Triumph turned to tragedy on July 15 when Arthur unexpectedly died. While the others stayed in England for a festival appearance, he had returned to Los Angeles, saying he felt unwell. He arranged a medical check-up and was diagnosed with leukaemia. Two hours later he was dead.
Arthur had been accompanied on the UK trip by filmmaker Greg Whiteley, who turned the footage into a poignant epitaph called New York Doll. “When you see that movie you can see that for his whole life, Arthur was waiting for the New York Dolls to get back together again,” says Sylvain. “He was so sick, poor thing. It was like mind over matter.”
David and Sylvain were faced with the decision of whether to continue. They decided to go for it while they continued to have fun. Former Hanoi Rocks bassist Sam Yaffa joined up, while Brian Delaney, who’d drummed at the first Meltdown rehearsals in New York, replaced Powell. As the new Dolls played the US, David and Syl started planning an album.
“It’s a great fucking band,” David enthuses. “We were in the Dolls first, which was like a democracy where everybody had an equal say. Syl and I then went on to have bands where we said, “Well, here’s what you’re gonna play”. That’s all different now. It’s a BAND and you have camaraderie and all that kind of stuff. The most important thing really is how a band fits together and gets along, y’know? It’s been a long time so it’s important that the people all have an affection for one another that’s natural. Everybody’s bringing something to the table. You never know what’s gonna happen. It’s always great but it’s always different. It’s exciting like that. We’ve carried that right into the studio on our new album.”
“We’re natural beasts in having to play live,” says Syl. “We could’ve lived on without even making a new record but David insisted. He said, “Sylvain go back, try and write a couple of new songs.”” The group signed with Roadrunner Records and started recording in January with Jack Douglas, who’d engineered the first Dolls album.
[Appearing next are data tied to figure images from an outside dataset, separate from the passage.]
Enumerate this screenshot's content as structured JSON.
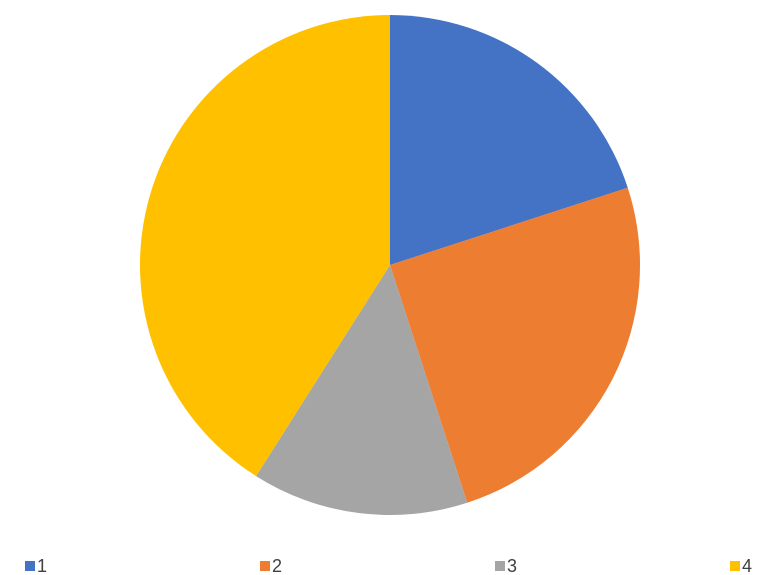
{
  "chart_data": {
    "type": "pie",
    "categories": [
      "1",
      "2",
      "3",
      "4"
    ],
    "values": [
      20,
      25,
      14,
      41
    ],
    "colors": [
      "#4472c4",
      "#ed7d31",
      "#a5a5a5",
      "#ffc000"
    ],
    "legend": "bottom"
  }
}
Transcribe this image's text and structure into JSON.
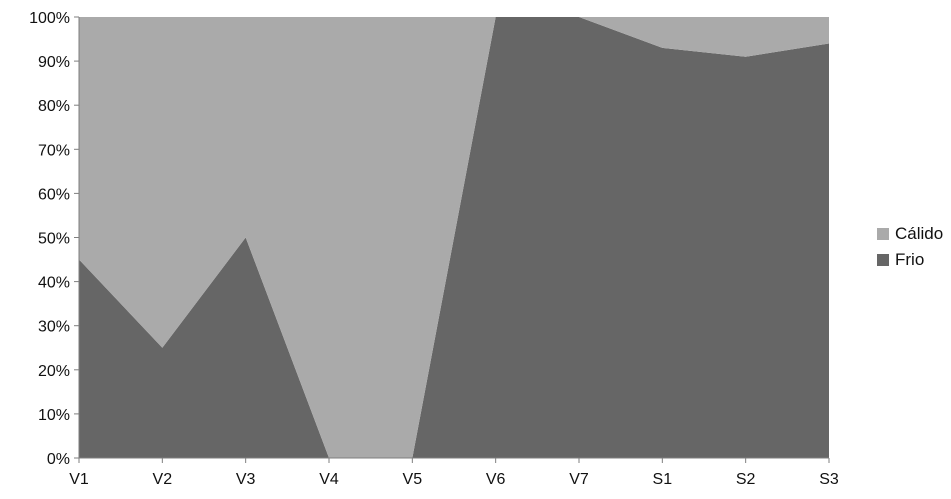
{
  "chart_data": {
    "type": "area",
    "stacking": "percent",
    "categories": [
      "V1",
      "V2",
      "V3",
      "V4",
      "V5",
      "V6",
      "V7",
      "S1",
      "S2",
      "S3"
    ],
    "series": [
      {
        "name": "Frio",
        "color": "#666666",
        "values": [
          45,
          25,
          50,
          0,
          0,
          100,
          100,
          93,
          91,
          94
        ]
      },
      {
        "name": "Cálido",
        "color": "#aaaaaa",
        "values": [
          55,
          75,
          50,
          100,
          100,
          0,
          0,
          7,
          9,
          6
        ]
      }
    ],
    "ylim": [
      0,
      100
    ],
    "yticks": [
      "0%",
      "10%",
      "20%",
      "30%",
      "40%",
      "50%",
      "60%",
      "70%",
      "80%",
      "90%",
      "100%"
    ],
    "grid": false,
    "legend_position": "right",
    "legend": [
      {
        "label": "Cálido",
        "color": "#aaaaaa"
      },
      {
        "label": "Frio",
        "color": "#666666"
      }
    ]
  }
}
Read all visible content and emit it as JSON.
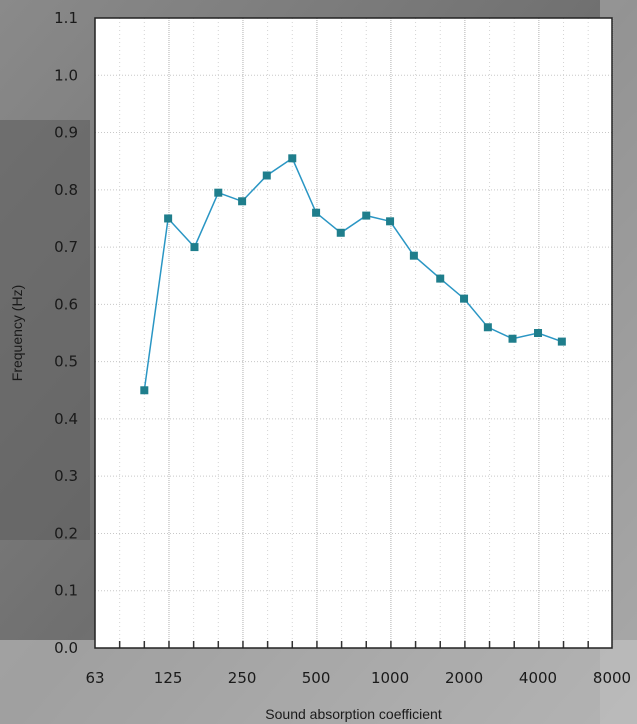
{
  "chart_data": {
    "type": "line",
    "title": "",
    "xlabel": "Sound absorption coefficient",
    "ylabel": "Frequency (Hz)",
    "x_scale": "log",
    "x_tick_labels": [
      "63",
      "125",
      "250",
      "500",
      "1000",
      "2000",
      "4000",
      "8000"
    ],
    "y_tick_labels": [
      "0.0",
      "0.1",
      "0.2",
      "0.3",
      "0.4",
      "0.5",
      "0.6",
      "0.7",
      "0.8",
      "0.9",
      "1.0",
      "1.1"
    ],
    "xlim": [
      63,
      8000
    ],
    "ylim": [
      0,
      1.1
    ],
    "grid": true,
    "colors": {
      "line": "#2a96c4",
      "marker": "#1f7e8c",
      "plot_bg": "#ffffff",
      "grid": "#c8c8c8",
      "frame": "#222222"
    },
    "series": [
      {
        "x": [
          100,
          125,
          160,
          200,
          250,
          315,
          400,
          500,
          630,
          800,
          1000,
          1250,
          1600,
          2000,
          2500,
          3150,
          4000,
          5000
        ],
        "y": [
          0.45,
          0.75,
          0.7,
          0.795,
          0.78,
          0.825,
          0.855,
          0.76,
          0.725,
          0.755,
          0.745,
          0.685,
          0.645,
          0.61,
          0.56,
          0.54,
          0.55,
          0.535
        ]
      }
    ]
  }
}
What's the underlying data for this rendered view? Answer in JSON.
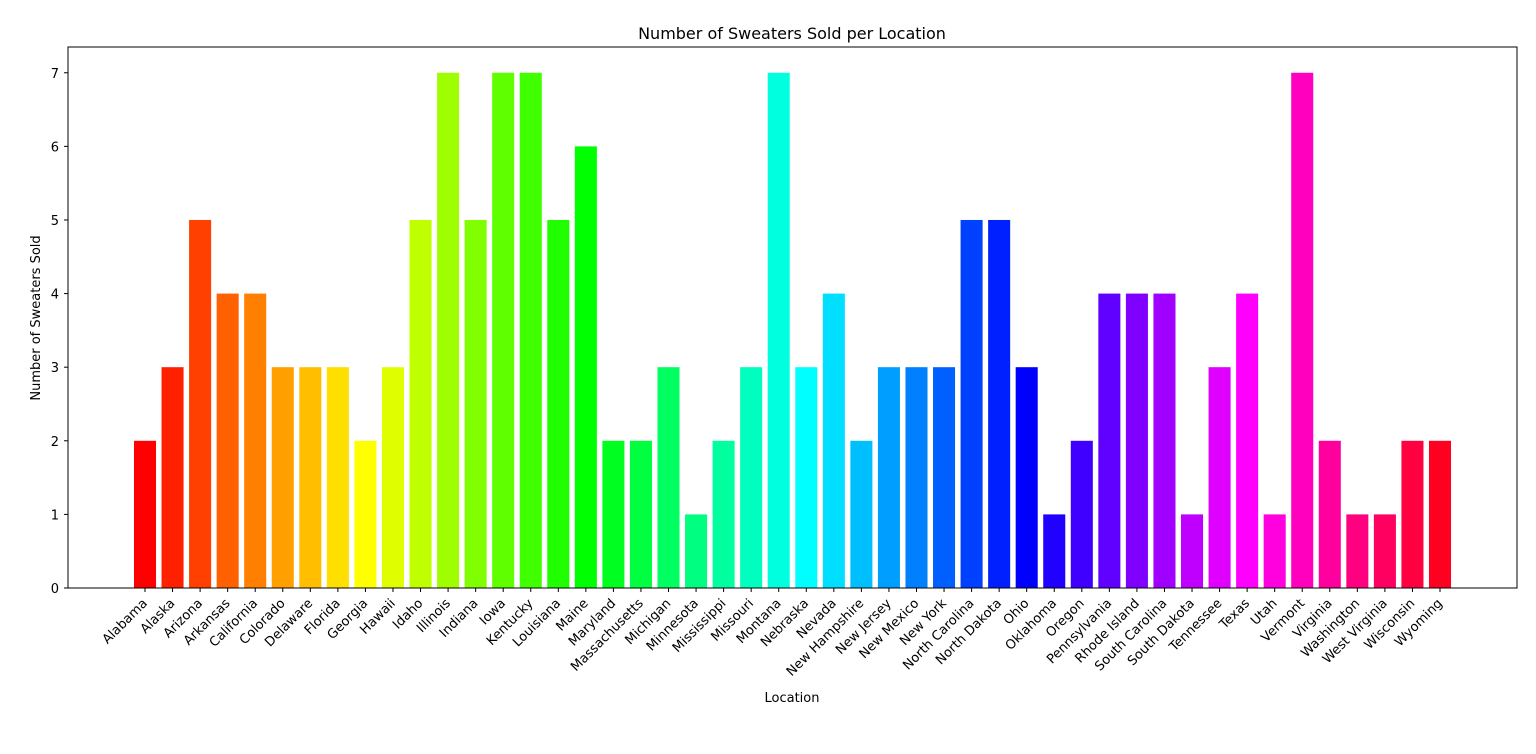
{
  "chart_data": {
    "type": "bar",
    "title": "Number of Sweaters Sold per Location",
    "xlabel": "Location",
    "ylabel": "Number of Sweaters Sold",
    "ylim": [
      0,
      7.35
    ],
    "yticks": [
      0,
      1,
      2,
      3,
      4,
      5,
      6,
      7
    ],
    "grid": false,
    "categories": [
      "Alabama",
      "Alaska",
      "Arizona",
      "Arkansas",
      "California",
      "Colorado",
      "Delaware",
      "Florida",
      "Georgia",
      "Hawaii",
      "Idaho",
      "Illinois",
      "Indiana",
      "Iowa",
      "Kentucky",
      "Louisiana",
      "Maine",
      "Maryland",
      "Massachusetts",
      "Michigan",
      "Minnesota",
      "Mississippi",
      "Missouri",
      "Montana",
      "Nebraska",
      "Nevada",
      "New Hampshire",
      "New Jersey",
      "New Mexico",
      "New York",
      "North Carolina",
      "North Dakota",
      "Ohio",
      "Oklahoma",
      "Oregon",
      "Pennsylvania",
      "Rhode Island",
      "South Carolina",
      "South Dakota",
      "Tennessee",
      "Texas",
      "Utah",
      "Vermont",
      "Virginia",
      "Washington",
      "West Virginia",
      "Wisconsin",
      "Wyoming"
    ],
    "values": [
      2,
      3,
      5,
      4,
      4,
      3,
      3,
      3,
      2,
      3,
      5,
      7,
      5,
      7,
      7,
      5,
      6,
      2,
      2,
      3,
      1,
      2,
      3,
      7,
      3,
      4,
      2,
      3,
      3,
      3,
      5,
      5,
      3,
      1,
      2,
      4,
      4,
      4,
      1,
      3,
      4,
      1,
      7,
      2,
      1,
      1,
      2,
      2
    ],
    "colormap": "hsv (red → orange → yellow → green → cyan → blue → violet → magenta → red)"
  }
}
Backing tracks were recorded live and the new group found itself combusting gloriously. This time, the production caught everything with crystal clarity and the Dolls finally made the album of their dreams.
In true Dolls style, nothing was planned. “It happened very organically,” said Johansen. “Most of the stuff that we do, it comes up and we just do it. It’s not like we go, [strokes chin] “What if we put on a dress?” It’s like, “Hey, this’ll be a laugh, let’s do this!” and it happens instantaneously. We’re not really planners. But then I think other people look for cues and grab ideas from people who are spontaneous. The majority of people are very self-conscious and don’t really have that much spontaneity.”
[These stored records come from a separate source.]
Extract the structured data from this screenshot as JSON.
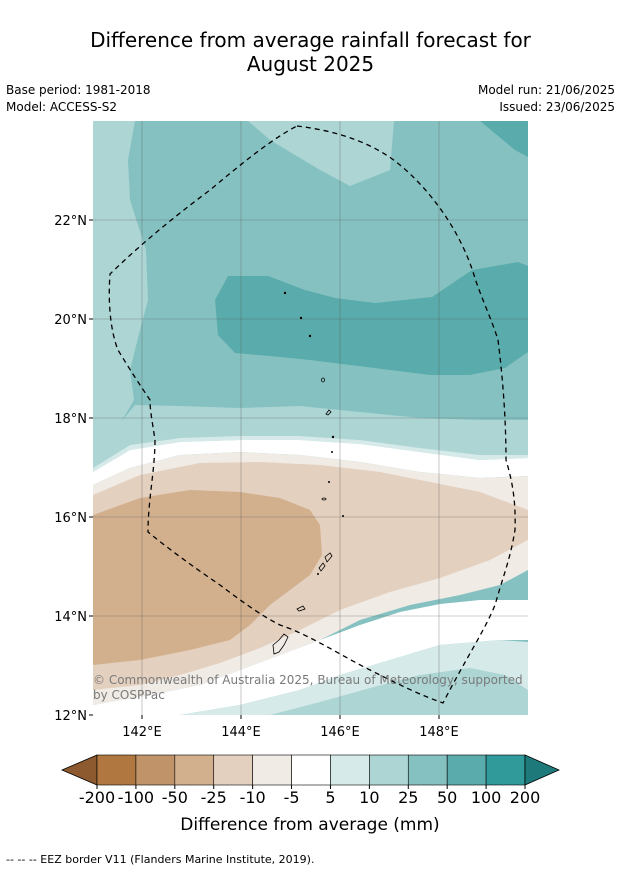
{
  "title_line1": "Difference from average rainfall forecast for",
  "title_line2": "August 2025",
  "meta": {
    "base_period": "Base period: 1981-2018",
    "model": "Model: ACCESS-S2",
    "model_run": "Model run: 21/06/2025",
    "issued": "Issued: 23/06/2025"
  },
  "map": {
    "lat_labels": [
      "22°N",
      "20°N",
      "18°N",
      "16°N",
      "14°N",
      "12°N"
    ],
    "lon_labels": [
      "142°E",
      "144°E",
      "146°E",
      "148°E"
    ],
    "copyright_line1": "© Commonwealth of Australia 2025, Bureau of Meteorology, supported",
    "copyright_line2": "by COSPPac"
  },
  "colorbar": {
    "ticks": [
      "-200",
      "-100",
      "-50",
      "-25",
      "-10",
      "-5",
      "5",
      "10",
      "25",
      "50",
      "100",
      "200"
    ],
    "colors": [
      "#8c5a2e",
      "#b07840",
      "#c09468",
      "#d2b08e",
      "#e4d0bf",
      "#f0ebe5",
      "#ffffff",
      "#d6eae9",
      "#acd5d4",
      "#86c1c1",
      "#5aabab",
      "#30999a",
      "#1e7a7a"
    ],
    "title": "Difference from average (mm)"
  },
  "footnote": "--  --  -- EEZ border V11 (Flanders Marine Institute, 2019)."
}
There is no denying that Thunders, Kane and Nolan are irreplaceable, larger-than-life characters. Some can’t even entertain the idea of the Dolls without them. This has to be looked upon as a new group keeping the original Dolls’ spirit alive. It warms the soul to see the two surviving members laughing and swapping jokes in the knowledge that they have finally made that killer record. The album steers quite ecstatically through widescreen girl group pop and reflective ballads to the expected gung-ho rockers.
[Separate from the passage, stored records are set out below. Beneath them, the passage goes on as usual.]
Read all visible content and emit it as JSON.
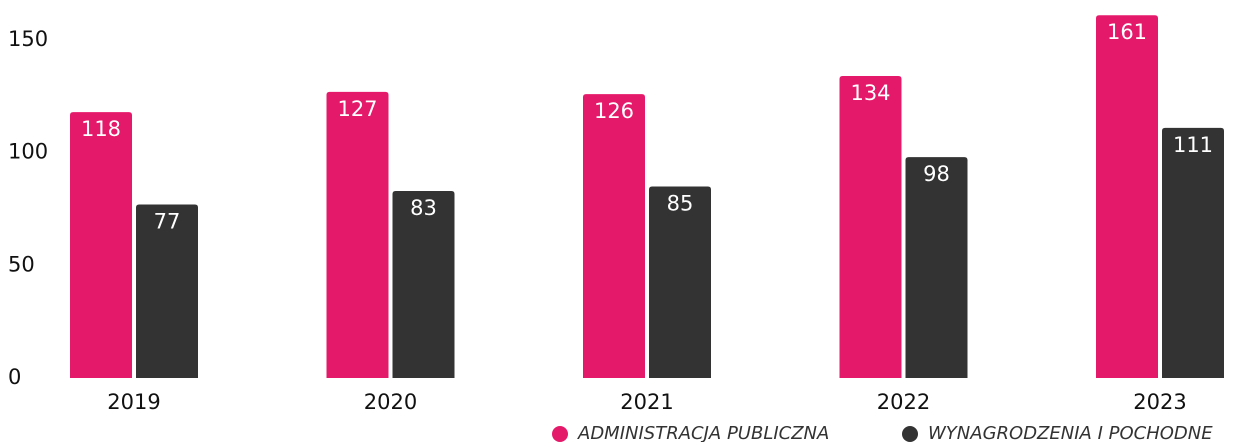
{
  "chart_data": {
    "type": "bar",
    "categories": [
      "2019",
      "2020",
      "2021",
      "2022",
      "2023"
    ],
    "series": [
      {
        "name": "ADMINISTRACJA PUBLICZNA",
        "color": "#e5196a",
        "values": [
          118,
          127,
          126,
          134,
          161
        ]
      },
      {
        "name": "WYNAGRODZENIA I POCHODNE",
        "color": "#333333",
        "values": [
          77,
          83,
          85,
          98,
          111
        ]
      }
    ],
    "ylim": [
      0,
      150
    ],
    "yticks": [
      0,
      50,
      100,
      150
    ],
    "grid": false,
    "legend": "bottom-right"
  }
}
“That’s where we made our only mistake – We made a rock ‘n’ roll record!” sniggers Syl.
When Syl leaves the room, David Johansen, Staten Island rooster of cool, leans over to the recorder and says, “I love that guy.” Later, I ask Syl how he feels about David. “The one thing about David is how fucking funny he is. I have such a good time with him. I missed that through the years when we didn’t work together. I lost my best friend and my funniest friend. There’s more than just music between me and him. It’s much more than that.”
In 2006, the New York Dolls are more than just a memory again. One day it will please us to remember even this? Do it now!